Jaminan Kesehatan Nasional untuk para Pensiunan.

Meski terlambat dari tayang awal 1 Januari 2014, sedikit bahas JKN bolehlah. Justru karena sudah berjalan lebih dari sebulan mudah-mudahan lebih banyak manfaatnya. Jujur sejak mendengar akan dijalankannya JKN dan diselenggarakan oleh bergabungnya ASKES, Jamsostek dan ASABRI terlintas hebat pemerintah kita. Sila ke lima Pancasila semakin dihayati dan diamalkan.
Untuk saudara-saudara kita yang barangkali selama ini masih terpinggirkan dari penjaminan kesehatan entah itu karena belum terperhatikan atau karena terpinggirkan karena jatah penjaminannya diambil alih oleh orang mampu yang pura-pura mampu atau karena gengsi yang terlalu tinggi maka bisa mendapat manfaat dari asuransi kesehatan besutan pemerintah ini.
Alhamdulillah meski di kantor belum ada migrasi ke JKN tapi di kantor istri sudah migrasi ke JKN. Selentingan dari HRD katanya covering hanya untuk istri, cause she is only a mother, bukan kepala keluarga.

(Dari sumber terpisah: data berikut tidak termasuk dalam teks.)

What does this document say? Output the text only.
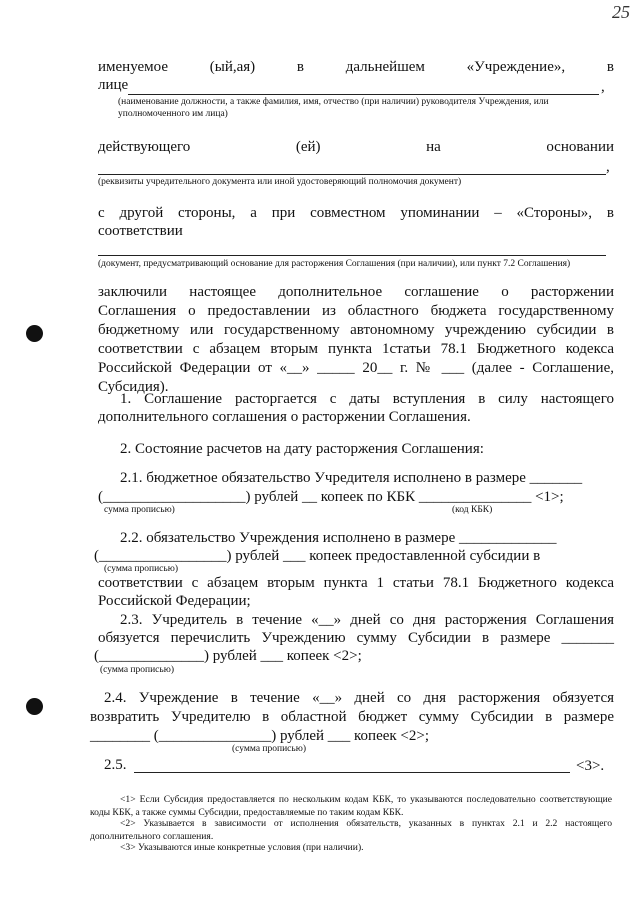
25
именуемое	(ый,ая)	в	дальнейшем	«Учреждение»,	в
лице	,
(наименование должности, а также фамилия, имя, отчество (при наличии) руководителя Учреждения, или уполномоченного им лица)
действующего	(ей)	на	основании
,
(реквизиты учредительного документа или иной удостоверяющий полномочия документ)
с другой стороны, а при совместном упоминании – «Стороны», в
соответствии
(документ, предусматривающий основание для расторжения Соглашения (при наличии), или пункт 7.2 Соглашения)
заключили настоящее дополнительное соглашение о расторжении
Соглашения о предоставлении из областного бюджета государственному
бюджетному или государственному автономному учреждению субсидии в
соответствии с абзацем вторым пункта 1статьи 78.1 Бюджетного кодекса
Российской Федерации от «__» _____ 20__ г. № ___ (далее - Соглашение,
Субсидия).
1. Соглашение расторгается с даты вступления в силу настоящего
дополнительного соглашения о расторжении Соглашения.
2. Состояние расчетов на дату расторжения Соглашения:
2.1. бюджетное обязательство Учредителя исполнено в размере _______
(___________________) рублей __ копеек по КБК _______________ <1>;
сумма прописью)	(код КБК)
2.2. обязательство Учреждения исполнено в размере _____________
(_________________) рублей ___ копеек предоставленной субсидии в
(сумма прописью)
соответствии с абзацем вторым пункта 1 статьи 78.1 Бюджетного кодекса
Российской Федерации;
2.3. Учредитель в течение «__» дней со дня расторжения Соглашения
обязуется перечислить Учреждению сумму Субсидии в размере _______
(______________) рублей ___ копеек <2>;
(сумма прописью)
2.4. Учреждение в течение «__» дней со дня расторжения обязуется
возвратить Учредителю в областной бюджет сумму Субсидии в размере
________ (_______________) рублей ___ копеек <2>;
(сумма прописью)
2.5.	<3>.
<1> Если Субсидия предоставляется по нескольким кодам КБК, то указываются последовательно соответствующие коды КБК, а также суммы Субсидии, предоставляемые по таким кодам КБК.
<2> Указывается в зависимости от исполнения обязательств, указанных в пунктах 2.1 и 2.2 настоящего дополнительного соглашения.
<3> Указываются иные конкретные условия (при наличии).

Btw karena suami belum terdaftar semestinya para istri yang karyawan bisa mengcover suami dan anak seperti penjelasan dr Untung. Ok, doesn't matter, dilanjut.
Nah, yang menarik adalah keluhan para pensiunan PNS yang selama ini menikmati layanan ASKES justru pada mengeluh. Terutama soal obat untuk penyakit kronis yang tidak lagi diberikan untuk tempo satu bulan. Untunglah Menkes tanggap dan segera membuat daftar penyakit kronis yang bisa mendapat obat satu bulan.
Keluhan lain adalah soal harus mulai berobat di dokter keluarga atau klinik yang merupakan fasilitas kesehatan tingkat pertama. Apalagi kalau diminta ke puskesmas, nah para pensiunan yang sudah terbiasa nembak rujukan ke rumah sakit tentu jadi gak nyaman. Mudah-mudahan jadi mulai terbiasa.
Secara psikologis para penderita penyakit kronis (yang sudah padha sepuh) juga mengeluh karena tidak lagi bisa bertemu para dokter langganan mereka di rumah sakit, mudah-mudahan para dokter di tingkat pertama bisa menggantikan. Tapi kayaknya susah ya?, lha klinik-klinik tingkat pertama sekarang mbludak pasiennya, gimana mau konsen hati ke hati untuk setiap pasien? Apalagi denger-denger klinik cuma dapet Rp. 8.000,- per pasien, lalu dokternya dapet berapa?
Entah ini bencana atau anugerah bagi para dokter spesialis khususnya, karena dengan layanan berjenjang di JKN jumlah pasien jadi berkurang dan hebatnya dengan diterapkannya Indonesian Case Based Groups (INA-CBG’s) terkait JKN secara tidak langsung mengurangi peluang memasang tarif tinggi. Diterima saja nggih Dok, masih ada pasien yang privat kok.
Tulisan ini diakhiri dengan doa dan harapan JKN bisa membuat solusi kesejahteraan masyarakat Indonesia, kita tunggu sampai 2019 nanti seluruh anggota masyarakat bisa tersantuni. Selamat.